The readjustment period back into home life is always pretty rough for Canon (and me). Today was especially hard. While I was changing Elly's diaper, Canon managed to color on the walls and carpet with an orange marker, shake a two liter Coke and then throw it on the floor, and strip the blankets off my bed. Alex and I then made the mistake of going out to dinner tonight; it was embarrassing. It's heart-breaking to look in her eyes and not be able to find my sweet little girl.
Also today, I realized Canon has been apart from me nearly a month so far this year. Twenty-five percent of this year she has been away from home. It's hard to define how this makes me feel. On one hand, I truly treasure my alone time with Elly. But on the other hand, I can't believe how much my toddler is existing apart from me.

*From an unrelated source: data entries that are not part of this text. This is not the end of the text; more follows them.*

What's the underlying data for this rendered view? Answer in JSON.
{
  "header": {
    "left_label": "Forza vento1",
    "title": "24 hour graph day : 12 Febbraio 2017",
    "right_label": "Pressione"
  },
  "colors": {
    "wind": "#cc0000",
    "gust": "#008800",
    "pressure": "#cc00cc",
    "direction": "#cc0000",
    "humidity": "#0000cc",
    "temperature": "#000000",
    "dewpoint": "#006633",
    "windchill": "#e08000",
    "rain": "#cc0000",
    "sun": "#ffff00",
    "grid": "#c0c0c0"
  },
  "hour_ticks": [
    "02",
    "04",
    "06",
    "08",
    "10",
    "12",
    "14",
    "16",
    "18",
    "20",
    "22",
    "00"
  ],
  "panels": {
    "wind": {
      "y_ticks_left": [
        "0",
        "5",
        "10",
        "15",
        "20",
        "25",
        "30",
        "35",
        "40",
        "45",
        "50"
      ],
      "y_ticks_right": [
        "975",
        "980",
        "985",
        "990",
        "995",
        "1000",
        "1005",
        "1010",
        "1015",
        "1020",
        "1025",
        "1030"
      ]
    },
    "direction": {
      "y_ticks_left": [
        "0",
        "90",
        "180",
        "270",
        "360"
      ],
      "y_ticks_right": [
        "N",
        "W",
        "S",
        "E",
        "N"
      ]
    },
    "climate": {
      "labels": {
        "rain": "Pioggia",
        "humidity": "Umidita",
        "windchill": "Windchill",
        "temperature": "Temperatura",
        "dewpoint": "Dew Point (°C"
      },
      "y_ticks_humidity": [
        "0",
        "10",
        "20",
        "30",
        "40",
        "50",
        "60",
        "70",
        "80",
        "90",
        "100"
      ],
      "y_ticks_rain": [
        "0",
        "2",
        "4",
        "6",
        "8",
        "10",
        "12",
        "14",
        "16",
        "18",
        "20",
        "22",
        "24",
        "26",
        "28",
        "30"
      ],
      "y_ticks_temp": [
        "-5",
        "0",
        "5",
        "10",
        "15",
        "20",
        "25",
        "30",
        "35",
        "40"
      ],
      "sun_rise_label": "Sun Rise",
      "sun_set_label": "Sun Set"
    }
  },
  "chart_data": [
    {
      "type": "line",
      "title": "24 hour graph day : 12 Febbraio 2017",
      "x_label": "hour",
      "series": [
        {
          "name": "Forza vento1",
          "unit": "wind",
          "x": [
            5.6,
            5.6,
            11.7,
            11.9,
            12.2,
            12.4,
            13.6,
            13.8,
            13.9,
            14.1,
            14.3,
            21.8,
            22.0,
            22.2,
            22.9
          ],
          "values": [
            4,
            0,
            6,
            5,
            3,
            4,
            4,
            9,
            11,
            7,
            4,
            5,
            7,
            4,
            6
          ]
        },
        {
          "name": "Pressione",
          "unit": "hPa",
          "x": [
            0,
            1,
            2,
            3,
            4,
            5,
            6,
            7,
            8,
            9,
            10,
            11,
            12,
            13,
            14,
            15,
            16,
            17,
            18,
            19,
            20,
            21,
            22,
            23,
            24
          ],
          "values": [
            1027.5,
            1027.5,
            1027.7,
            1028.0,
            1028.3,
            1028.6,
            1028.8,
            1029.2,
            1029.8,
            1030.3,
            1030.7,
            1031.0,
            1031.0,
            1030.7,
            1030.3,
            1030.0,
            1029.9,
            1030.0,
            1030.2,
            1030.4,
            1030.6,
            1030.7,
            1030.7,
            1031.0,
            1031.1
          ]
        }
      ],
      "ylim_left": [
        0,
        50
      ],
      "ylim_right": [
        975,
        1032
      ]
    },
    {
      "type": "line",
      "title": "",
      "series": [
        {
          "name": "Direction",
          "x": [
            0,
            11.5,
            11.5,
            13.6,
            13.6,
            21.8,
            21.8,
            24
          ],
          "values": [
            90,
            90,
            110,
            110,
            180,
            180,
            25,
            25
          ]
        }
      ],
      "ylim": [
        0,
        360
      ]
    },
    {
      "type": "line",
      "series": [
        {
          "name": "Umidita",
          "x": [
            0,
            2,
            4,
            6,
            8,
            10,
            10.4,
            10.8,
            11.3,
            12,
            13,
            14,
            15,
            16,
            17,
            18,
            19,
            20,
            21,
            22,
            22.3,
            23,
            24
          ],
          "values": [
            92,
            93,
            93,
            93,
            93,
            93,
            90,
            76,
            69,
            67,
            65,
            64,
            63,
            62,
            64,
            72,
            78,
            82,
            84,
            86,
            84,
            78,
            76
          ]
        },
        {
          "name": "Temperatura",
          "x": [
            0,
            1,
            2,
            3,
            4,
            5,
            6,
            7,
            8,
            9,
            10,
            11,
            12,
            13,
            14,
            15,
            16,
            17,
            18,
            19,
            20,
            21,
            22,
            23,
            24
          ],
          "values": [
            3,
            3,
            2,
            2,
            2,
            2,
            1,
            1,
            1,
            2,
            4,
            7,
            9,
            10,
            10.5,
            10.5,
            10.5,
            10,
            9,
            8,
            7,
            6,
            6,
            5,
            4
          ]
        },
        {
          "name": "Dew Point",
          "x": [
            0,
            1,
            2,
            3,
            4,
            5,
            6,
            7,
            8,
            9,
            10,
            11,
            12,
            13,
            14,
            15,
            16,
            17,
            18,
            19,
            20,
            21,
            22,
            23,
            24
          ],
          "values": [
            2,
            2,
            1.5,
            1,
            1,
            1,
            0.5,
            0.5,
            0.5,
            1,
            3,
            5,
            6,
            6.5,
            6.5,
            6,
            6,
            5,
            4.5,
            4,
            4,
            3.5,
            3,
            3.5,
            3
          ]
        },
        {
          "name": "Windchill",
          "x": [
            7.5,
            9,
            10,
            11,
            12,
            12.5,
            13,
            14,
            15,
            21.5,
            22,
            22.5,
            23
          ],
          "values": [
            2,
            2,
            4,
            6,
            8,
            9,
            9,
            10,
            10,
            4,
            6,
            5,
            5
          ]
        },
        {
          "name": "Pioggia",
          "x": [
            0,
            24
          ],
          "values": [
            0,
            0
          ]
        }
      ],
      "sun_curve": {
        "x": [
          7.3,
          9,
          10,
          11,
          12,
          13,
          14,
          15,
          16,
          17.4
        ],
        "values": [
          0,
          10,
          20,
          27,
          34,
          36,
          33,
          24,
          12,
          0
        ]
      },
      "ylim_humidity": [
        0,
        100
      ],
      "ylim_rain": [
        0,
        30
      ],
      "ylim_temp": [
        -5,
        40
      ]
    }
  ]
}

I'm hoping to feel better when I wake up in the morning. And when I walk upstairs and open Canon's bedroom door, I hope my sweet little girl is there waiting to tell me she took a good nap.
2 comments:
I hate those "embarassing" outings. One time, I took Joel to get his hair cut, and he threw an all out tantrum in the barber's chair! It was like nothing I have ever seen. He had never behaved like that in public or at home... I was mortified. And it's not like we could leave... the girl had already started cutting his hair. I did not want to claim him as my child that day!
Your sweet little girl is in there. Just give her time to get a good night's sleep and she will be a-okay. I know how tough it must be, though. I've certainly had my fair share of "embarassing" outings. It's like they turn into an alien creature that you are unable to communicate with. Definitely horrifying. Hope you have a better day tomorrow. Love you.